One use case, end to end — an intelligent invoice-processing agent traced through every layer of the framework
The scenario: Meridian Industrial, a fictional ~$8B-revenue industrial company, takes an intelligent invoice-processing agent from first idea to Finance-attested value. Each stage below names the framework page it exercises — this is the framework running as a system, not a set of disconnected diagrams.
This is an illustrative composite built to show how the framework pieces connect. It is not a client story, and Meridian Industrial does not exist.
Where does this play sit in the portfolio?
Classified as Horizon 2 — Operational Reinvention. Not a copilot for AP clerks; a redesign of the invoice workflow with AI as the default path.
Accounts Payable processes 1.4M invoices per year across 3 shared-service centers. Only 38% flow touchless today; the rest need manual matching, coding, or exception handling.
75% touchless processing — roughly doubling straight-through rate while holding error rates flat or better.
Size it, screen it, survive the kill gate, baseline it
T-shirt sized at ~$6–9M/yr — labor capacity release, early-payment discount capture, and duplicate-payment avoidance.
Passes 5 of 6 screens. Data readiness flagged amber: PO data quality in two legacy ERPs is inconsistent, requiring a remediation workstream before build.
2 of 5 sibling candidates in the same intake cohort were killed at this gate — one for thin value, one for an unfixable data dependency. This one advanced.
Detailed model lands at $7.2M/yr run-rate value with an 11-month payback. Finance signs the baseline — the number the project will later be attested against.
How much agent does this problem actually need?
Started as an L1 single-step extractor; exception handling (partial matches, multi-PO invoices, disputed quantities) pushed the design to L2 — planning, working memory, and explicit safety boundaries.
HITL approval required for any payment over $50k; supervised autonomy below that threshold with sampling-based review.
Complexity x autonomy scoring places it in the Medium governance tier — full eval suite and trace capture, but no board-level review required.
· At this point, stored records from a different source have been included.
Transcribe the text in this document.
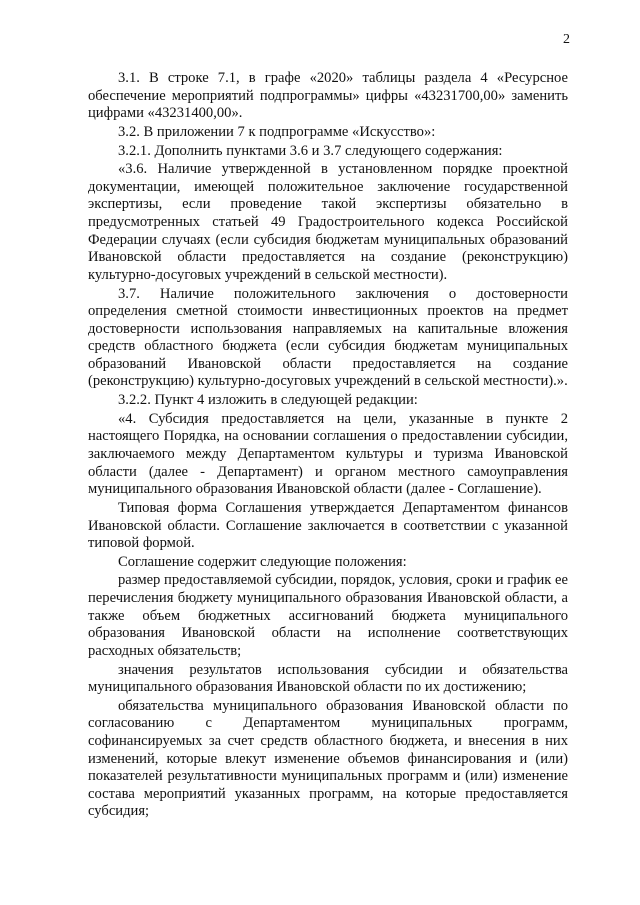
2

3.1. В строке 7.1, в графе «2020» таблицы раздела 4 «Ресурсное обеспечение мероприятий подпрограммы» цифры «43231700,00» заменить цифрами «43231400,00».

3.2. В приложении 7 к подпрограмме «Искусство»:

3.2.1. Дополнить пунктами 3.6 и 3.7 следующего содержания:

«3.6. Наличие утвержденной в установленном порядке проектной документации, имеющей положительное заключение государственной экспертизы, если проведение такой экспертизы обязательно в предусмотренных статьей 49 Градостроительного кодекса Российской Федерации случаях (если субсидия бюджетам муниципальных образований Ивановской области предоставляется на создание (реконструкцию) культурно-досуговых учреждений в сельской местности).

3.7. Наличие положительного заключения о достоверности определения сметной стоимости инвестиционных проектов на предмет достоверности использования направляемых на капитальные вложения средств областного бюджета (если субсидия бюджетам муниципальных образований Ивановской области предоставляется на создание (реконструкцию) культурно-досуговых учреждений в сельской местности).».

3.2.2. Пункт 4 изложить в следующей редакции:

«4. Субсидия предоставляется на цели, указанные в пункте 2 настоящего Порядка, на основании соглашения о предоставлении субсидии, заключаемого между Департаментом культуры и туризма Ивановской области (далее - Департамент) и органом местного самоуправления муниципального образования Ивановской области (далее - Соглашение).

Типовая форма Соглашения утверждается Департаментом финансов Ивановской области. Соглашение заключается в соответствии с указанной типовой формой.

Соглашение содержит следующие положения:

размер предоставляемой субсидии, порядок, условия, сроки и график ее перечисления бюджету муниципального образования Ивановской области, а также объем бюджетных ассигнований бюджета муниципального образования Ивановской области на исполнение соответствующих расходных обязательств;

значения результатов использования субсидии и обязательства муниципального образования Ивановской области по их достижению;

обязательства муниципального образования Ивановской области по согласованию с Департаментом муниципальных программ, софинансируемых за счет средств областного бюджета, и внесения в них изменений, которые влекут изменение объемов финансирования и (или) показателей результативности муниципальных программ и (или) изменение состава мероприятий указанных программ, на которые предоставляется субсидия;
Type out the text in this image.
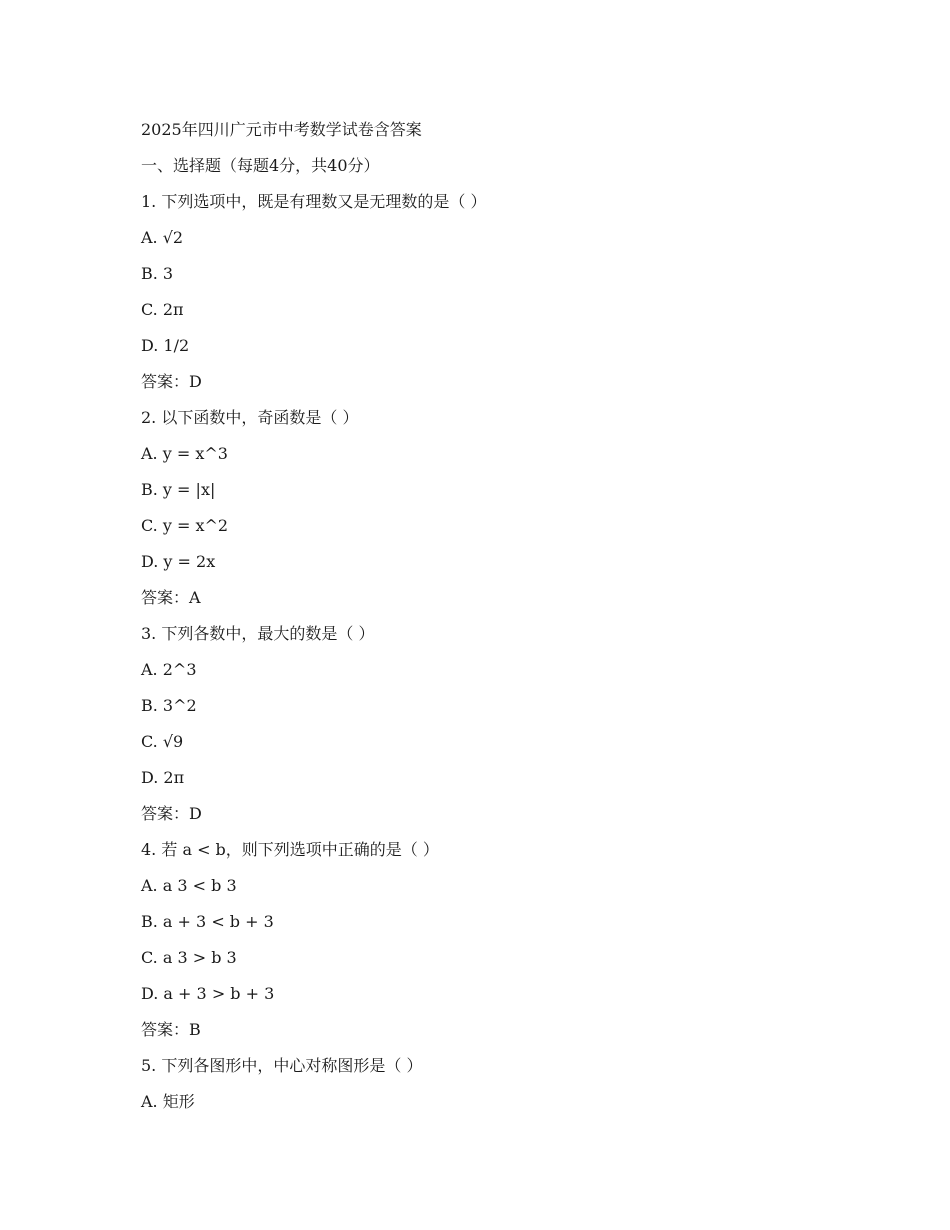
2025年四川广元市中考数学试卷含答案
一、选择题（每题4分，共40分）
1. 下列选项中，既是有理数又是无理数的是（ ）
A. √2
B. 3
C. 2π
D. 1/2
答案：D
2. 以下函数中，奇函数是（ ）
A. y = x^3
B. y = |x|
C. y = x^2
D. y = 2x
答案：A
3. 下列各数中，最大的数是（ ）
A. 2^3
B. 3^2
C. √9
D. 2π
答案：D
4. 若 a < b，则下列选项中正确的是（ ）
A. a 3 < b 3
B. a + 3 < b + 3
C. a 3 > b 3
D. a + 3 > b + 3
答案：B
5. 下列各图形中，中心对称图形是（ ）
A. 矩形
The test harness exists before the agent does
Bootstrapped BEFORE build: 1,200 SME-labeled invoices spanning vendors, formats, and currencies, plus synthetic edge cases (handwritten memos, multi-page line items, near-duplicate vendors).
Release gates set at >=97% field-extraction accuracy and <=0.5% wrong-vendor matches. The agent does not ship until it clears both on the golden set.
Adversarial testing targets prompt injection via invoice memo fields — free-text a vendor controls. Injection attempts must be detected and quarantined, not executed.
Canary deployment: 5% of invoice volume, then 25%, then 100% — each step gated on live eval metrics holding above threshold.
Build the use case, reuse the platform
Consumes the enterprise AI gateway — PII redaction, rate caps, and model routing come for free instead of being rebuilt.
Vendor matching runs as retrieval over governed vendor master data, reusing the existing RAG pipeline rather than a bespoke index.
Eval orchestration, drift monitoring, and trace storage are platform services pulled from the catalog, not project code.
9 weeks from design sign-off to production instead of an estimated 6 months greenfield — because the platform components already existed.
Policy becomes architecture, not paperwork
Medium-tier review completed inside the 2-week SLA — governance as a scheduled gate, not an open-ended queue.
The policy "payments over $50k need human sign-off" is implemented as a mandatory HITL approver node in the agent graph. The agent physically cannot release a large payment alone.
Trace capture on 100% of decisions — every extraction, match, and approval is replayable for audit and incident review.
Run it, catch the drift, attest the number
Touchless rate reaches 61% — ahead of ramp plan.
A major new vendor introduces an unseen invoice format; extraction accuracy dips on that segment. Caught by the eval-drift alert, golden dataset refreshed, accuracy restored within days.
Touchless rate at 74% — within a point of the 75% target.
Finance attests $5.8M annualized value against the $7.2M model. Honest gap noted: capacity release in EU shared services ran slower than modeled. The gap is recorded, not hidden.
Freed AP capacity redeployed per the workforce-transition policy — no layoffs. The attested savings fund two H2 follow-on use cases entering the same intake funnel.
The golden dataset and thresholds existed before the first line of agent code — and later caught the month-5 drift.
Gateway, RAG, and eval services from the catalog turned a 6-month build into 9 weeks.
Two sibling candidates died at the gate so this one could get real funding and focus.
The $5.8M is Finance-attested against a signed baseline — including the honest gap versus the $7.2M model.
Freed capacity moved to higher-value work under the workforce-transition policy, sustaining trust for the next wave.